There is plenty of info on this Forum re. selling a bit of venison direct, from home. Just a few comments:
1. You do not need professional grade food rooms, just a game larder in the garage or shed, and the kitchen table will do, providing you work to the food hygiene guidelines.
2. Yes a HACCP document is useful, you've already had a template. Customise it to your set of circumstances and send it by Recorded Delivery to your local EH Dept asking them for comments/suggestions by (give a date, say 2-3 weeks ahead) and tell them that if you don't hear from them by (that date) you will assume all is OK and proceed.
3. I recommend some Food Safety training to a higher standard than the very limited coverage in the DSC1 course, which in my view isn't sufficient to fully appreciate the issues when processing and dealing with fresh meat.

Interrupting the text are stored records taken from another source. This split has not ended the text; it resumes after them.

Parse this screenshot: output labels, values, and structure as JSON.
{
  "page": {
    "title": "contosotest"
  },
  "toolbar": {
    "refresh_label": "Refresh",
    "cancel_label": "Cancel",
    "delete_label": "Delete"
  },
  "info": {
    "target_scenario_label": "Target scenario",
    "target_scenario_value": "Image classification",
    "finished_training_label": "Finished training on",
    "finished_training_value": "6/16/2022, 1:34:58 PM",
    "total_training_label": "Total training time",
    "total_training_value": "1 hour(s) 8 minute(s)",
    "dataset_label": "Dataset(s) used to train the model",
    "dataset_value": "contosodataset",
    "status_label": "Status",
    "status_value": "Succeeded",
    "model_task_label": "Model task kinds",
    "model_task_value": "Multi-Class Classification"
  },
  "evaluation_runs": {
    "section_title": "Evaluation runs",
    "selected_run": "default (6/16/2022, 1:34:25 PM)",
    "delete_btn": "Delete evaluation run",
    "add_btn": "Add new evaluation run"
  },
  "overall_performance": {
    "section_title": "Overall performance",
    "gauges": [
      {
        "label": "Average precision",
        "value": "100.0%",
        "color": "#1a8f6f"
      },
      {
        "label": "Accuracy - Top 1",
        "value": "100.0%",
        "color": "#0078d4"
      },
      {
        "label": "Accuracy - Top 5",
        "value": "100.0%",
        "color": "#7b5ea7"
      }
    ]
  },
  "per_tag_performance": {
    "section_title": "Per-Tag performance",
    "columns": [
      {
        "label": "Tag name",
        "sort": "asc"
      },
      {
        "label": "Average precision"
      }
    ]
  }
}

5. We keep a very simple spreadsheet of sales and costs of venison, that is added to the sales of two other home based businesses (B&B and Beekeeping/Honey) and profits/losses/ declared in our annual Tax Returns. The costs of shooting (diesel, kit, amo, etc.) is likely to be higher than the sales, so you end up declaring a loss, which will be offset against your other income, and therefore reduce your final tax bill. It is all perfectly legal and standard accounting practise.
Erik
Coincidentally my wife mentioned yesterday that, having registered as a food business, I should consider taking a food hygiene course.
Given your comments above, is there a particular course you would recommend?